Dit artikel is ontleend aan het boek: Inspiratie en Inzet in Organisaties, door Daniel Ofman, Uitgeverij Servire, ISBN 978-9021556611.
Daniel Ofman is oprichter van Core Quality International, een organisatieontwikkelingbureau dat zich bezig wil houden met zaken die de kern raken. Hij werd bekend door zijn bestseller ‘Bezieling en Kwaliteit in Organisaties’ (1992) waarin hij voor het eerst het kernkwadrant® introduceerde. www.corequality.eu.
Dossier Kritische Kwaliteitskunde
De titel van Daniël Ofmans bijdrage aan deze rubriek zet aan tot denken én speculeren.

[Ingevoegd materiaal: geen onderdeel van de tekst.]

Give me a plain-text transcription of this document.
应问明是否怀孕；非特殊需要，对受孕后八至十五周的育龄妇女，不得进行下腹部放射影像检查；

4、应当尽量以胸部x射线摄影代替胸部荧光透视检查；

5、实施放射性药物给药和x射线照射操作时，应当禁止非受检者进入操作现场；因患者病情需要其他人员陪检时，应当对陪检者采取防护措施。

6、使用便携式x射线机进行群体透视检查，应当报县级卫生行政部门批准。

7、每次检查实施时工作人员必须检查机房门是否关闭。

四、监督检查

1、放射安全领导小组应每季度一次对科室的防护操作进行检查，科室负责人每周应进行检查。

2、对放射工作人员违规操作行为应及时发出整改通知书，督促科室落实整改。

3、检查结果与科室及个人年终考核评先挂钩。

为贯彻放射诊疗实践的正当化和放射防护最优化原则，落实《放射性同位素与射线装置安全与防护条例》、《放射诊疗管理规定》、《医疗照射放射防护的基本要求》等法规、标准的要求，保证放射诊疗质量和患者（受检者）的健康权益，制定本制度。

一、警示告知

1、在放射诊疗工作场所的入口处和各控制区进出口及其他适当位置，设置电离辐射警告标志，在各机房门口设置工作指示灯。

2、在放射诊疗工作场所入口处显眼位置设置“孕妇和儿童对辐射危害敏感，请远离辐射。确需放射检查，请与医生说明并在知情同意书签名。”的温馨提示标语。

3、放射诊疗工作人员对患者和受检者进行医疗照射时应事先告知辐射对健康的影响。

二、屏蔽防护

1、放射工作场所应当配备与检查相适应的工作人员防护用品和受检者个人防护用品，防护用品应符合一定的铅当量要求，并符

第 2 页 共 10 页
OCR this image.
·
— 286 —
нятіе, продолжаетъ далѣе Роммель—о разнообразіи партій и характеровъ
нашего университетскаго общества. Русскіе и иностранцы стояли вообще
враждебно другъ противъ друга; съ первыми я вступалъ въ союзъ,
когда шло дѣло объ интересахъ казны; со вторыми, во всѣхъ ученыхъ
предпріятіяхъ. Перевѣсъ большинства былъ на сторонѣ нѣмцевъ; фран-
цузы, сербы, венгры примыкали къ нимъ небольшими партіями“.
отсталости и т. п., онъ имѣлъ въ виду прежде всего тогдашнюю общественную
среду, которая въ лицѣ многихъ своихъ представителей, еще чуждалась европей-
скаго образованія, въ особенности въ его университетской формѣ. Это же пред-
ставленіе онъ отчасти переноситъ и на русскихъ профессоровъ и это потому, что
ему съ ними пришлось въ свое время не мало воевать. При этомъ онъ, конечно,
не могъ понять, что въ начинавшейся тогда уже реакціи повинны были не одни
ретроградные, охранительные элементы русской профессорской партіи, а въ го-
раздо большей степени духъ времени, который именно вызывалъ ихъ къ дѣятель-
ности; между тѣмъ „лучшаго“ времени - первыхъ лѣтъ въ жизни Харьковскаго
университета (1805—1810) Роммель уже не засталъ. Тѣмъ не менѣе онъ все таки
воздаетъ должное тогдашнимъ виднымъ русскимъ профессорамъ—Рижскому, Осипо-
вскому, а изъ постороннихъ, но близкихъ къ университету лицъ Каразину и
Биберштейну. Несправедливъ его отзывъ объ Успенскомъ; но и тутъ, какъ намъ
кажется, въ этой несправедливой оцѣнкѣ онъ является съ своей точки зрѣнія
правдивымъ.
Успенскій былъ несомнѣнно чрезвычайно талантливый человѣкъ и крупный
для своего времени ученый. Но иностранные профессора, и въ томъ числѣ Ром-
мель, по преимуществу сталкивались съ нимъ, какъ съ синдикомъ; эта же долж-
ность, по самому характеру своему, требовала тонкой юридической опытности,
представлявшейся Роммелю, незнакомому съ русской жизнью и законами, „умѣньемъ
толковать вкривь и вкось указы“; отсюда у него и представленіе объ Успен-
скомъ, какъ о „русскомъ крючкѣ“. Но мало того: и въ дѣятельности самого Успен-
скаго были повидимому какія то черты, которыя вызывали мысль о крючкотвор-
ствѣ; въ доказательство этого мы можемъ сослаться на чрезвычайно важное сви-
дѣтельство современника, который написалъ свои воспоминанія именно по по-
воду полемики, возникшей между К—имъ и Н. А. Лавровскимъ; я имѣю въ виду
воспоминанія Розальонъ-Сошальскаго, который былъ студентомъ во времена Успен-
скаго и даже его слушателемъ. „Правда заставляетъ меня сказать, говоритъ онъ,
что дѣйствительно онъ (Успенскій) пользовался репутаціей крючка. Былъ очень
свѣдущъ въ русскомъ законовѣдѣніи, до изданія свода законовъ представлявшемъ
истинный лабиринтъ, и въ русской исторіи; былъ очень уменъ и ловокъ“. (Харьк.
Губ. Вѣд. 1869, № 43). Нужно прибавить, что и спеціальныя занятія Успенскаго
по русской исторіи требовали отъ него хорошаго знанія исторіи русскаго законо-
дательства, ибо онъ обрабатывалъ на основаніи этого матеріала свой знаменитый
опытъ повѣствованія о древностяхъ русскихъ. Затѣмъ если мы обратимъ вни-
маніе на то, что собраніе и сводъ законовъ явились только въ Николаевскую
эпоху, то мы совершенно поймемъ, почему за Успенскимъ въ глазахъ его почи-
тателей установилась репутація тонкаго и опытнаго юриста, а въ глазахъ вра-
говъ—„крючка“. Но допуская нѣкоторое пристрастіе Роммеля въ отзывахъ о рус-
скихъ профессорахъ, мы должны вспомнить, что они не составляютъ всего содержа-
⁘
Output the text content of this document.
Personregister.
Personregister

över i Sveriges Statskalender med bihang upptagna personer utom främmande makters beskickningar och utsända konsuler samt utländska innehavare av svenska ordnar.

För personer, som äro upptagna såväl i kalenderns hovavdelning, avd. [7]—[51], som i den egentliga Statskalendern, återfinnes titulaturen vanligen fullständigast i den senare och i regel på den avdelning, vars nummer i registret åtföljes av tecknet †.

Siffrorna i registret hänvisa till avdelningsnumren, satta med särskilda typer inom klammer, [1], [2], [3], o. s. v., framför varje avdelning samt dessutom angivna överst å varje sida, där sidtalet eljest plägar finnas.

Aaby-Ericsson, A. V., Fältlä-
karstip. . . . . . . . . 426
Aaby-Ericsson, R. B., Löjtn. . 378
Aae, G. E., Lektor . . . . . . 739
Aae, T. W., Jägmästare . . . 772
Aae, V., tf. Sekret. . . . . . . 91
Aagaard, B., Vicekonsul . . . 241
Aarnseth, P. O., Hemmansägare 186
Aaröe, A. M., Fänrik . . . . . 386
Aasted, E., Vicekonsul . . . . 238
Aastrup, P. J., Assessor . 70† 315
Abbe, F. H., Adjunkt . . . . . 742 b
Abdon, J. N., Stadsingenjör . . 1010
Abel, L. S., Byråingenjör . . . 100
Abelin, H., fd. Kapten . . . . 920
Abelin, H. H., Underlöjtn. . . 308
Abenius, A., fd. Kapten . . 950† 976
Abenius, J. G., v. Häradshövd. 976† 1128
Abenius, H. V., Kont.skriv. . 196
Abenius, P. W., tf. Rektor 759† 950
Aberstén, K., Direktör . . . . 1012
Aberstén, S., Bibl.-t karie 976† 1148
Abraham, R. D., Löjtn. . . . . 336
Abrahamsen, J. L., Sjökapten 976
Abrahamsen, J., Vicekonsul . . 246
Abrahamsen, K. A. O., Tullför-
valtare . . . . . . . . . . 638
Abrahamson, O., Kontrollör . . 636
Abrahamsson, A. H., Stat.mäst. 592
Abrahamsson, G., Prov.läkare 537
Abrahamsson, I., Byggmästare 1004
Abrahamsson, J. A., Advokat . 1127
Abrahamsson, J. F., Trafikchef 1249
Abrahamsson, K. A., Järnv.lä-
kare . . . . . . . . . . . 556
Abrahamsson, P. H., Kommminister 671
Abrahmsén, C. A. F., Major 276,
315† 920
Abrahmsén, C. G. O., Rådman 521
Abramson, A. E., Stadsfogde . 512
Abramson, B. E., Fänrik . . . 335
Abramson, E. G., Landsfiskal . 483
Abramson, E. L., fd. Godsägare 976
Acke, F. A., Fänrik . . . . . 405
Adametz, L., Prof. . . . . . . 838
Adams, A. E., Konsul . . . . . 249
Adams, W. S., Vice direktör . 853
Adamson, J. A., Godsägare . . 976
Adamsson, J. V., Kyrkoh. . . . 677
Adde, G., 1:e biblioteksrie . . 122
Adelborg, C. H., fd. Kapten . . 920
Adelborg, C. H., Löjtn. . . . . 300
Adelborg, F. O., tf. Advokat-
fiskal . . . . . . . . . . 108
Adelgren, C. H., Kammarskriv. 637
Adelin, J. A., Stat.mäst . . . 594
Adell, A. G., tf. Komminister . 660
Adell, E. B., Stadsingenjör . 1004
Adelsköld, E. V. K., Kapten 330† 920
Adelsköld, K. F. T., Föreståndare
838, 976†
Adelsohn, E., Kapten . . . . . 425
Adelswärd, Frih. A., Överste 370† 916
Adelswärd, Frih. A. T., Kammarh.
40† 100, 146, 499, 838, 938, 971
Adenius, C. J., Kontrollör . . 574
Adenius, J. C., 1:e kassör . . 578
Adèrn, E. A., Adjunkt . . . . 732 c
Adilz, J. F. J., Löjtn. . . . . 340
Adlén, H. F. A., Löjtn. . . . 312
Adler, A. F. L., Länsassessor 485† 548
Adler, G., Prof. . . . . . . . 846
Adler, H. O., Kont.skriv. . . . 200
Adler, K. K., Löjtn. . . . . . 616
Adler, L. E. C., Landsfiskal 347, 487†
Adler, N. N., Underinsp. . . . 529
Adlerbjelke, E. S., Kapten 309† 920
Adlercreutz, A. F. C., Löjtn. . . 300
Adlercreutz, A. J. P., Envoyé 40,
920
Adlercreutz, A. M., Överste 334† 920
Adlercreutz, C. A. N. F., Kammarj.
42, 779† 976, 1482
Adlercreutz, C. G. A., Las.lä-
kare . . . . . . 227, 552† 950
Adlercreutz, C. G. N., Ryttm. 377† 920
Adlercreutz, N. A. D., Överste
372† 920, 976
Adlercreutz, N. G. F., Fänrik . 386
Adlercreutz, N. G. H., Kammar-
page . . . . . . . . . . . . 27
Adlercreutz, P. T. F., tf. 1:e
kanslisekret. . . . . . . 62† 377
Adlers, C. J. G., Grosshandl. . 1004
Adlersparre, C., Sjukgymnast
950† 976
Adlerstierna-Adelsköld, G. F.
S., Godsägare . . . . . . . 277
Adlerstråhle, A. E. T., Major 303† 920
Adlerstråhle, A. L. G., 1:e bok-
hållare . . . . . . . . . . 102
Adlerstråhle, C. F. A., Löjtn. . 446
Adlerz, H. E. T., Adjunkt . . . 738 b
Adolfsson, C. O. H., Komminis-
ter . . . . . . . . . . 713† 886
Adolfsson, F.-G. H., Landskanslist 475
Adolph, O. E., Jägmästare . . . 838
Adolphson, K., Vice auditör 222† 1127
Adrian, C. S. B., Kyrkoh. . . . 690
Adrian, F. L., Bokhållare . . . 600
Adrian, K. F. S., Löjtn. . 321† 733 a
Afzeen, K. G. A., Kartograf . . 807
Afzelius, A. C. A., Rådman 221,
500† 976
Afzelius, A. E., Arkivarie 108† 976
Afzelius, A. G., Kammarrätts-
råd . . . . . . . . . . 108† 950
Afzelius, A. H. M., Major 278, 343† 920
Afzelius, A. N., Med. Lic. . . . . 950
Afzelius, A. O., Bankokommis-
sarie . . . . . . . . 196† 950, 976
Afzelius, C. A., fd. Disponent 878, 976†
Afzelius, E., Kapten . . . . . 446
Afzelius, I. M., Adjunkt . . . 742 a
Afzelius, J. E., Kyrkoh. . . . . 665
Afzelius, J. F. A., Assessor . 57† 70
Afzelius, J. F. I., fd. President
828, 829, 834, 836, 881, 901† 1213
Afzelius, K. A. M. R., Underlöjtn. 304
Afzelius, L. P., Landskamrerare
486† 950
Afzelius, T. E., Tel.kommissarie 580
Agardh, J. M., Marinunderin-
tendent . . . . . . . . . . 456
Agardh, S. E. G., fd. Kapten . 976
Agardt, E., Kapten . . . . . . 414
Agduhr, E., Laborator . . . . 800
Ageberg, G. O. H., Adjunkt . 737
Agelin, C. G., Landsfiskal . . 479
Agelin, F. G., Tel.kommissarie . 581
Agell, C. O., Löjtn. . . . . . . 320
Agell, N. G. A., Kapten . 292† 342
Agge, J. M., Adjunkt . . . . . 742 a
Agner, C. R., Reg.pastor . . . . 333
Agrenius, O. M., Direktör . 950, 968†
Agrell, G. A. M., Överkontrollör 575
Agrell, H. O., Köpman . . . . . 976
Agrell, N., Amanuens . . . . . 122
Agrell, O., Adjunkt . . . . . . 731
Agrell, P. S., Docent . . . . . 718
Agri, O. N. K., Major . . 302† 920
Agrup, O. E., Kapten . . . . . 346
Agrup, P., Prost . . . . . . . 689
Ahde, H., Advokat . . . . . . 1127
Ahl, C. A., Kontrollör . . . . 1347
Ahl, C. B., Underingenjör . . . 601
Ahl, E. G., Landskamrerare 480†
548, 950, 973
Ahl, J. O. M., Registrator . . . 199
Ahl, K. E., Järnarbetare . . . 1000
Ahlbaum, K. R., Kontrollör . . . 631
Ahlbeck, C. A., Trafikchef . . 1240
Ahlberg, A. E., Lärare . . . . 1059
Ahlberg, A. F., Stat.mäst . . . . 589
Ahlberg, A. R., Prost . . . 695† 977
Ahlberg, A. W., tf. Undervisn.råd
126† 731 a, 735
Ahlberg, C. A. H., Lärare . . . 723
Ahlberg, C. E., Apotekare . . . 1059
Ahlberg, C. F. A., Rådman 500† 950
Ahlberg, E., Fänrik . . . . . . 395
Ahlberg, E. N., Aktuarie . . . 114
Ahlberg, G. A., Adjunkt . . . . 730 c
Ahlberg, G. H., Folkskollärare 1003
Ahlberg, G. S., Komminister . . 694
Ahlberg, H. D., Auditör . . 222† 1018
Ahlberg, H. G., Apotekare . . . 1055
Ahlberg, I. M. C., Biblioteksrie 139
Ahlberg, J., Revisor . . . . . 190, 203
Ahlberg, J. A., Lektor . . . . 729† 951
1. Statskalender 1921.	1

Meer dan twintig jaar geleden bracht hij al ‘kwaliteit’ in verband met ‘liefde’, een begrip dat tot dan toe geen plaats had in het kwaliteitskundig jargon. En tot op heden eigenlijk nog steeds niet heeft.
Het Handboek Integrale Kwaliteitszorg vermeldt het slechts op één plaats (6.11.17 Trefwoorden) en brengt het maar in één verband: ‘Liefde voor het vak (leiderschap)’.
Als we mogen afgaan op meer bronnen, bijvoorbeeld de 63 bijdragen uit de bundel Perspectieven op kwaliteit, valt te verwachten dat na een (bloei)periode van ‘eisen’ en ‘normen’ een tijd aanbreekt waarin ook aandacht uitgaat naar ‘waarden’ en ‘deugden’, waaronder dus ook ‘liefde’.
Elke uitspraak over de mate waarin dit gaat gebeuren en in welke vorm, is speculatief. De vraag wordt echter actueel of, en zo ja hoe, ‘liefde’ een plaats krijgt in de aanrollende golf van persoonscertificatie. Kwaliteit is mensenwerk, toch? Al dan niet liefdevol.
Dossierhouder: Huub Vinkenburg
(huub.vinkenburg@hetnet.nl)
In minder dan 50 woorden
– In het Dossier Kritische kwaliteitskunde onderzoeken verschillende auteurs de essenties van kwaliteitskunde.
-Volgens Daniel Ofman draait kwaliteit om drie thema’s: waarheid, juistheid en schoonheid. Oftewel: Het, Wij en Ik.
– Alleen als deze drie thema’s integraal benaderd worden, bereik je kwaliteit.
Dit artikel verscheen in Sigma 4, september 2015.